Laid back on The Backs. Cambridge North freight yards railway land transformed, as imagined by Platform4
Laid back on The Backs. Cambridge North freight yards railway land transformed. Image © Platform4

However, the 1960s reorganisation also left Britain with a legacy of ‘white elephant’ goods yards – on the sale of continental marshalling yards – which were designed for wagon-load freight formations. This traffic never matched that ambitions and, consequently, there are many sites now almost derelict – or at least very much underused. There is also the legacy of Britain’s coal industry, which also accounted for large numbers of goods complexes, attached to collieries, which are now completely redundant.

Homes and commercial space on a big scale

Some of these sites are now in the hands of private developers, who regenerate “brownfield sites”. A typical example may be Harworth Group, who are active in the sector – typically remediating sites for new commercial purposes. A good example is the regeneration of Gascoigne Wood in Yorkshire, where former colliery sidings have found new purpose as railway stabling and new commercial and logistics projects.

Turning redundant railway land into something new - like the Harworth Group project at Gascoigne Wood in Yorkshire (Image by Shan Liu).
Turning redundant railway land into something new – like the Harworth Group project at Gascoigne Wood in Yorkshire. Image © Shan Liu.

Platform4 seems to follow a different model. Despite the close association with the railway industry, this is a break from the railway heritage of the land it intends to market. Promotional images of projects – such as the former Forth Goods Yard in Newcastle – show developments completely divorced from railway overtones. It may be of concern that two railway companies are not overtly promoting rail transport as an integral part of their property proposition, but Platform4 already has a commitment to build 40,000 new homes and a vast portfolio of commercial space over the next ten years.

Precluding the original purpose

A blueprint may be an earlier redevelopment in the southeast of Edinburgh. The once vast Millerhill marshalling yard, motive power depot and colliery sidings have all been swept away. In their place, a whole new neighbourhood for the Scottish capital: Shawfair (complete with its own station on the ten-year-old Borders Railway) and a modern electric traction depot. There is also a new “waste from energy” plant on the site – built by the local city administration to replace a rail-served facility in the city centre. The new plant is adjacent to that new railway line, but, as the citizens have come to expect from their city council, they overlooked the provision of a railway connection to the plant.

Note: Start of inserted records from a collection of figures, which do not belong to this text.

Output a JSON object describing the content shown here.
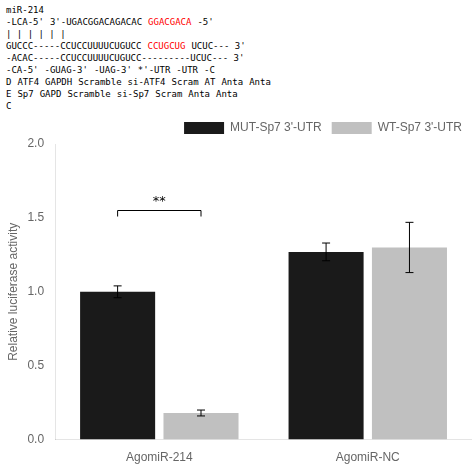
{
  "chart_data": {
    "type": "bar",
    "categories": [
      "AgomiR-214",
      "AgomiR-NC"
    ],
    "series": [
      {
        "name": "MUT-Sp7 3'-UTR",
        "color": "#1a1a1a",
        "values": [
          1.0,
          1.27
        ],
        "errors": [
          0.04,
          0.06
        ]
      },
      {
        "name": "WT-Sp7 3'-UTR",
        "color": "#c0c0c0",
        "values": [
          0.18,
          1.3
        ],
        "errors": [
          0.02,
          0.17
        ]
      }
    ],
    "y_label": "Relative luciferase activity",
    "ylim": [
      0,
      2.0
    ],
    "yticks": [
      {
        "value": 0.0,
        "label": "0.0"
      },
      0.5,
      {
        "value": 1.0,
        "label": "1.0"
      },
      1.5,
      {
        "value": 2.0,
        "label": "2.0"
      }
    ],
    "grid": false,
    "legend": "top right",
    "brackets": [
      {
        "category": "AgomiR-214",
        "y": 1.55,
        "text": "**"
      }
    ],
    "annotations": [
      [
        {
          "text": "miR-214"
        }
      ],
      [
        {
          "text": "-LCA-5'"
        },
        {
          "text": "3'-UGACGGACAGACAC"
        },
        {
          "text": "GGACGACA",
          "color": "red"
        },
        {
          "text": "-5'"
        }
      ],
      [
        {
          "text": "| | | | | |"
        }
      ],
      [
        {
          "text": "GUCCC-----CCUCCUUUUCUGUCC"
        },
        {
          "text": "CCUGCUG",
          "color": "red"
        },
        {
          "text": "UCUC--- 3'"
        }
      ],
      [
        {
          "text": "-ACAC-----CCUCCUUUUCUGUCC---------UCUC--- 3'"
        }
      ],
      [
        {
          "text": "-CA-5'"
        },
        {
          "text": "-GUAG-3'"
        },
        {
          "text": "-UAG-3'"
        },
        {
          "text": "*'-UTR"
        },
        {
          "text": "-UTR"
        },
        {
          "text": "-C"
        }
      ],
      [
        {
          "text": "D"
        },
        {
          "text": "ATF4"
        },
        {
          "text": "GAPDH"
        },
        {
          "text": "Scramble"
        },
        {
          "text": "si-ATF4"
        },
        {
          "text": "Scram"
        },
        {
          "text": "AT"
        },
        {
          "text": "Anta"
        },
        {
          "text": "Anta"
        }
      ],
      [
        {
          "text": "E"
        },
        {
          "text": "Sp7"
        },
        {
          "text": "GAPD"
        },
        {
          "text": "Scramble"
        },
        {
          "text": "si-Sp7"
        },
        {
          "text": "Scram"
        },
        {
          "text": "Anta"
        },
        {
          "text": "Anta"
        }
      ],
      [
        {
          "text": "C"
        }
      ]
    ]
  }
}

What was a marshalling yard has been formed into a new neighbourhood complete with station by Shawfair.co.uk
What was a marshalling yard has been formed into a new neighbourhood complete with station by Shawfair.co.uk

“Platform4 adds to Network Rail’s wider property expertise, which includes a successful retail estate which generated over £914m [about €1.1bn] in sales in the last financial year across its 19 managed stations,” says a supporting statement from the new company. If Network Rail is to raise extra cash for developing the existing network in Britain, then it has to use its greatest asset – its portfolio of land. However, the immediate reaction must surely be that any development on railway land precludes using that land for its original purpose – or indeed for any new purpose – such as that missed opportunity in Edinburgh’s Shawfair neighbourhood.